People: The Art of Accounting
Uncategorized | Sep 11, 2020 | Gabelli School of Business
By Chelsee Pengal
In the Uffizi Gallery in Florence hangs one of the most famous Renaissance works of art, Botticelli’s Primavera. It depicts nine mythological figures, including the Three Graces, goddesses representing feminine virtues, shown dancing.
“It is the most magnificent portrayal of women,” said Barbara Porco, Ph.D., who doesn’t miss a chance to view the painting whenever she visits Italy.
An accounting professor at the Gabelli School of Business, Porco had originally planned to be an art major. “My great-grandfather came to this country in 1895,” she said, “and he was commissioned to do the chiseling in some of the landmark buildings in New York City,” including the New York Public Library. Her mother is also an artist who paints with watercolors.

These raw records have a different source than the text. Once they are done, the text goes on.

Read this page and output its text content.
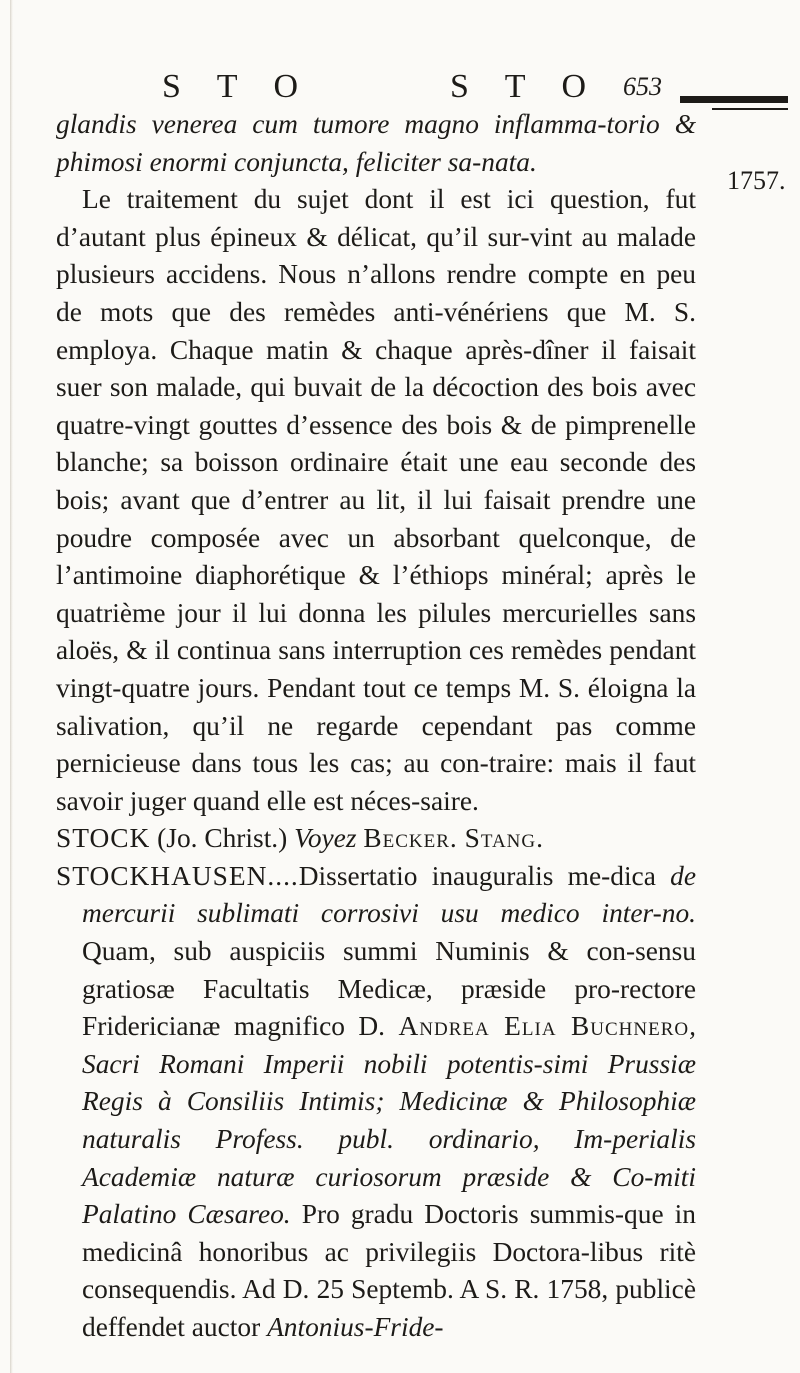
S T O	S T O 653
1757.

glandis venerea cum tumore magno inflamma-torio & phimosi enormi conjuncta, feliciter sa-nata.

Le traitement du sujet dont il est ici question, fut d’autant plus épineux & délicat, qu’il sur-vint au malade plusieurs accidens. Nous n’allons rendre compte en peu de mots que des remèdes anti-vénériens que M. S. employa. Chaque matin & chaque après-dîner il faisait suer son malade, qui buvait de la décoction des bois avec quatre-vingt gouttes d’essence des bois & de pimprenelle blanche; sa boisson ordinaire était une eau seconde des bois; avant que d’entrer au lit, il lui faisait prendre une poudre composée avec un absorbant quelconque, de l’antimoine diaphorétique & l’éthiops minéral; après le quatrième jour il lui donna les pilules mercurielles sans aloës, & il continua sans interruption ces remèdes pendant vingt-quatre jours. Pendant tout ce temps M. S. éloigna la salivation, qu’il ne regarde cependant pas comme pernicieuse dans tous les cas; au con-traire: mais il faut savoir juger quand elle est néces-saire.

STOCK (Jo. Christ.) Voyez Becker. Stang.

STOCKHAUSEN....Dissertatio inauguralis me-dica de mercurii sublimati corrosivi usu medico inter-no. Quam, sub auspiciis summi Numinis & con-sensu gratiosæ Facultatis Medicæ, præside pro-rectore Fridericianæ magnifico D. Andrea Elia Buchnero, Sacri Romani Imperii nobili potentis-simi Prussiæ Regis à Consiliis Intimis; Medicinæ & Philosophiæ naturalis Profess. publ. ordinario, Im-perialis Academiæ naturæ curiosorum præside & Co-miti Palatino Cæsareo. Pro gradu Doctoris summis-que in medicinâ honoribus ac privilegiis Doctora-libus ritè consequendis. Ad D. 25 Septemb. A S. R. 1758, publicè deffendet auctor Antonius-Fride-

Though Porco’s decision to major in accounting meant following in her father’s footsteps, her goal was to become self-sufficient, just like the “long lineage of very strong, independent women” in her family. After earning her bachelor’s degree at Fordham, she landed a role in audit at PwC, and later became a tax director.
When her company offered national instruction training, Porco immediately volunteered for the weeklong program. It was then that she discovered she liked teaching, so she began to develop courses for her local PwC office and later created a course on security transactions. “We taught it to the New York practice and it was enormously successful,” she said, “so they started sending me across the country doing this training program.”
She also started teaching in the Gabelli School’s executive education program on the weekends. A few years later, after a stint at Yeshiva University, she returned to Fordham as an accounting and taxation professor where she has remained ever since.
It was a homecoming that marked a new direction in her career and also led to Porco to earn MBA and doctoral degrees from her alma mater. Already a Certified Public Accountant, she later added Certified Fraud Examiner and Certified in Financial Forensics to her list of credentials. Over the years, Porco has won multiple teaching and research awards from organizations such as KPMG and the American Accounting Association (AAA).
Her career shift also inspired Porco’s deep interest in environmental, social, and governance (ESG) issues in business. She is particularly invested in the U.N.’s Sustainable Development Goal that encourages companies to integrate sustainability information into their reporting cycle because, she explained, “to me, knowledge is the most important thing we have to share.”
To expand her own knowledge on these issues, Porco pursued certification in corporate sustainability management and a master’s degree in sustainability and innovation management from Harvard University. Her efforts have led to new courses, securing the Gabelli School’s collaboration with the Sustainability Accounting Standards Board and an upcoming ESG installment of her national award-winning educational resource, “The Ethical Compass—A Toolkit for Integrity in Business,” developed in collaboration with KPMG.
As much as Porco still enjoys public accounting, after more than three decades at Fordham, she has found that teaching “is probably a better way to reach more people.”
Intending to reach even more, she published a case study with Jay Thibodeau, Ph.D., of Bentley University and Denise Hanes Downey, Ph.D., of Villanova University. Recipient of the AAA’s Innovation in Auditing and Assurance Education Award, the article provides faculty with a simulated electronic auditing experience for their students.
At the end of the day, Porco escapes the bustling city for the Westchester community she’s lived in all her life, grateful to have had another chance to bring her teaching philosophy to future generations of business professionals: “One student at a time, we can make a difference.”